To produce Office documents that pass the "would a human have made this?" test, you need three layers:

  1. Templates. A library of .docx / .xlsx / .pptx templates with named styles, typography, color palette, and (for PowerPoint) slide layouts. Per-tenant or per-team — uploaded once, reused.
  2. Intermediate Representation (IR). The LLM does not write OOXML. It emits structured JSON (sections, lists, tables, callouts, slide layouts, chart specs, bibliography refs). The IR is the authoring contract — versioned, documented, easy to diff, easy to test.
  3. Renderer. A deterministic IR → OOXML pipeline using python-docx / openpyxl / python-pptx, applying the chosen template's styles to the IR's structural elements. Renderer is pure; given the same template + IR, output is byte-identical (for diffing and review).

This is the architecture used by Gamma, Tome, Beautiful.ai, Microsoft Copilot for Word, and Notion AI. It is roughly 600-1000 LOC of renderer code per format, plus a template library, plus eval infrastructure. It is not in V1's budget — and trying to compress it into V1 would ship the wrong shape.

V2 Tool Surface (sketch — not locked)

list_office_templates() -> list[TemplateSummary]
author_word_doc(ir: WordIR, template_id: str, filename: str,
                target: UploadTarget = OneDriveTarget("/")) -> FileSummary
author_excel_workbook(ir: ExcelIR, template_id: str, filename: str,
                      target: UploadTarget = OneDriveTarget("/")) -> FileSummary
author_powerpoint_deck(ir: SlidesIR, template_id: str, filename: str,
                       target: UploadTarget = OneDriveTarget("/")) -> FileSummary

Same UploadTarget shape as V1. Same sponsor-allowlist + site-denylist enforcement (V1's _check_site_allowed is a precondition).

The IR types (WordIR, ExcelIR, SlidesIR) are the meaningful design work — they are the contract between the LLM and the renderer. They need their own design doc before any code lands.

Open design questions (deferred)

  1. Template authority. Per-tenant uploaded templates? A built-in starter set? A mix?
  2. IR schema discipline. JSON Schema-validated? Pydantic-validated? Both?
  3. Renderer dependency footprint. python-docx + openpyxl + python-pptx is ~10 MB. Acceptable, or split into optional extras (pip install entraclaw[office-authoring])?
  4. Eval strategy. Output deterministic given (template, IR), so byte-diff golden files work for renderer. LLM-IR-quality eval is harder — need a rubric for "is this IR a good representation of what the user asked for?"
  5. Slide layout model for PowerPoint. The hardest of the three by far. Slide authoring is closer to a layout-engine problem than a document problem.
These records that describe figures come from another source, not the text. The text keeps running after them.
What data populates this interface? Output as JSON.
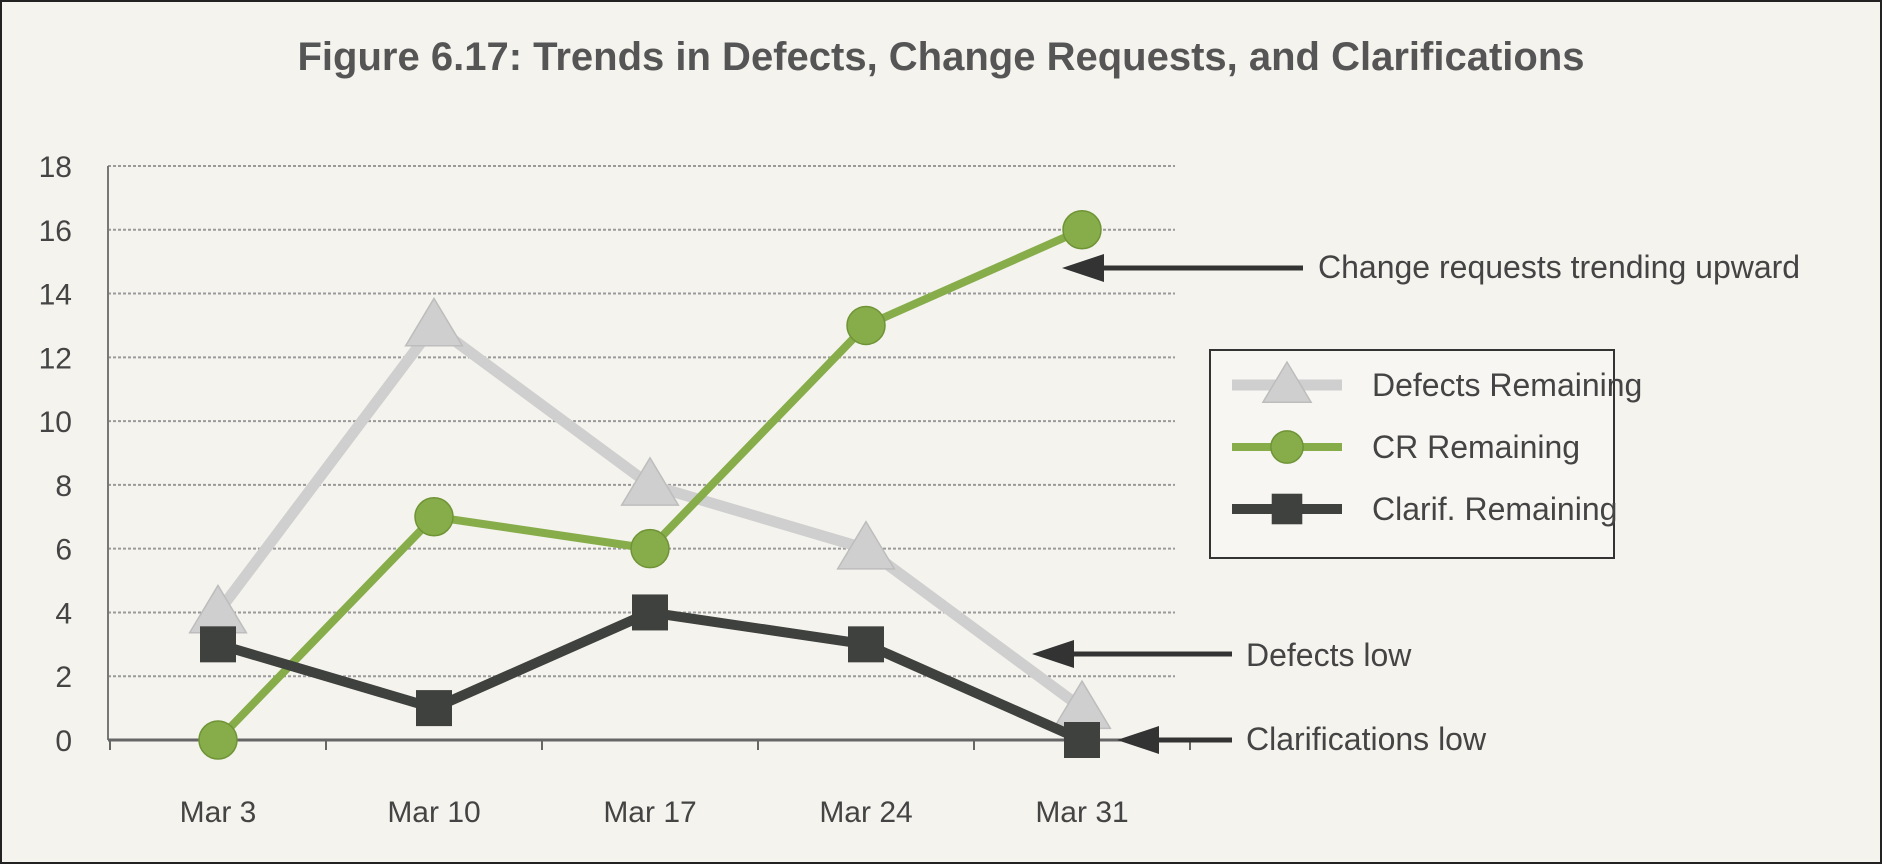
{
  "chart_data": {
    "type": "line",
    "title": "Figure 6.17: Trends in Defects, Change Requests, and Clarifications",
    "categories": [
      "Mar 3",
      "Mar 10",
      "Mar 17",
      "Mar 24",
      "Mar 31"
    ],
    "ylim": [
      0,
      18
    ],
    "yticks": [
      "0",
      "2",
      "4",
      "6",
      "8",
      "10",
      "12",
      "14",
      "16",
      "18"
    ],
    "grid": true,
    "legend_position": "right",
    "series": [
      {
        "name": "Defects Remaining",
        "values": [
          4,
          13,
          8,
          6,
          1
        ],
        "color": "#cfcfcf",
        "marker": "triangle"
      },
      {
        "name": "CR Remaining",
        "values": [
          0,
          7,
          6,
          13,
          16
        ],
        "color": "#86ad4a",
        "marker": "circle"
      },
      {
        "name": "Clarif. Remaining",
        "values": [
          3,
          1,
          4,
          3,
          0
        ],
        "color": "#3f413e",
        "marker": "square"
      }
    ],
    "annotations": [
      {
        "text": "Change requests trending upward",
        "series": 1,
        "category": 4
      },
      {
        "text": "Defects low",
        "series": 0,
        "category": 4
      },
      {
        "text": "Clarifications low",
        "series": 2,
        "category": 4
      }
    ]
  }
}
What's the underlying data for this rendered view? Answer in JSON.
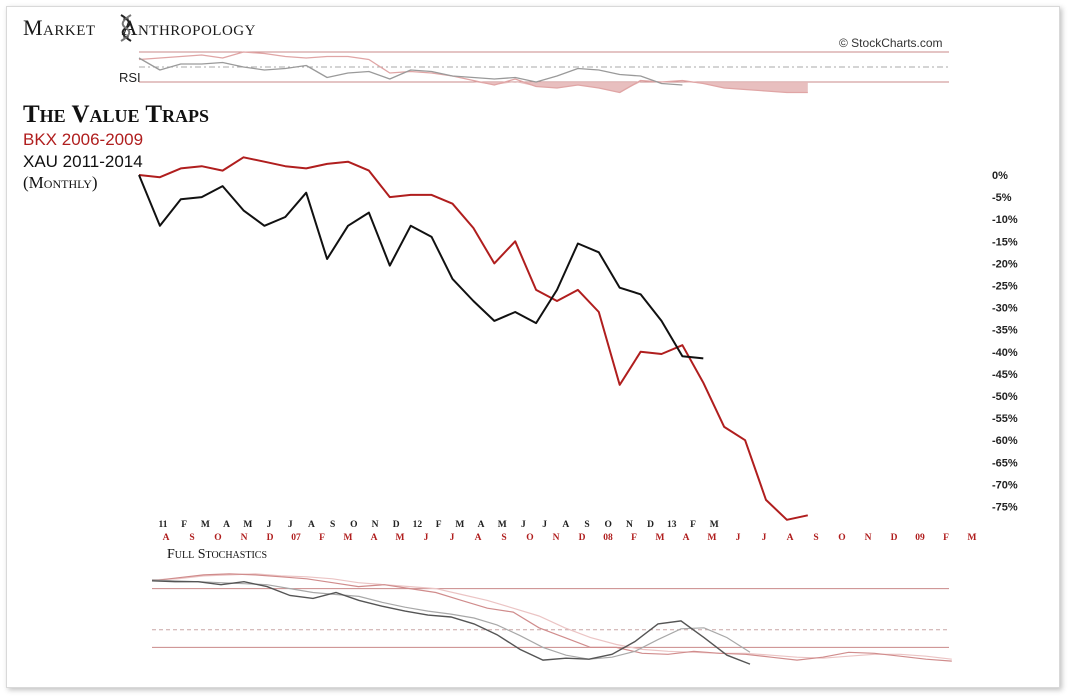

Possibly worth a third sub-plan.
  6. Chart specifications in Excel. Built-in chart types only, or Plotly-rendered images embedded?

Prerequisites for promoting this to a real plan

  • V1 has shipped and is in production use
  • At least one user has explicitly hit the "I asked for docx, got md" gap
  • Template authority (Q1) has a tenant-admin owner
  • Eval infrastructure (Q4) has a budget

Estimated scope (rough)

  • IR schema design + tests: 1-2 weeks
  • Word renderer: 1-2 weeks
  • Excel renderer: 1-2 weeks
  • PowerPoint renderer: 3-4 weeks (the layout problem)
  • Template library + tenant-admin tooling: 1 week
  • LLM eval suite: 1-2 weeks
  • Integration tests + docs: 1 week

Total: roughly 2-3 months of one engineer's time, or ~2-3 weeks with /autoplan + sub-agents per the gstack model. Either way, an order of magnitude bigger than V1.

Until then

V1 produces Markdown. Markdown renders cleanly in Teams, GitHub, VS Code, and any modern doc viewer. For most "agent drafted me a spec" workflows it's fine. The gap is real but not urgent until a user complains.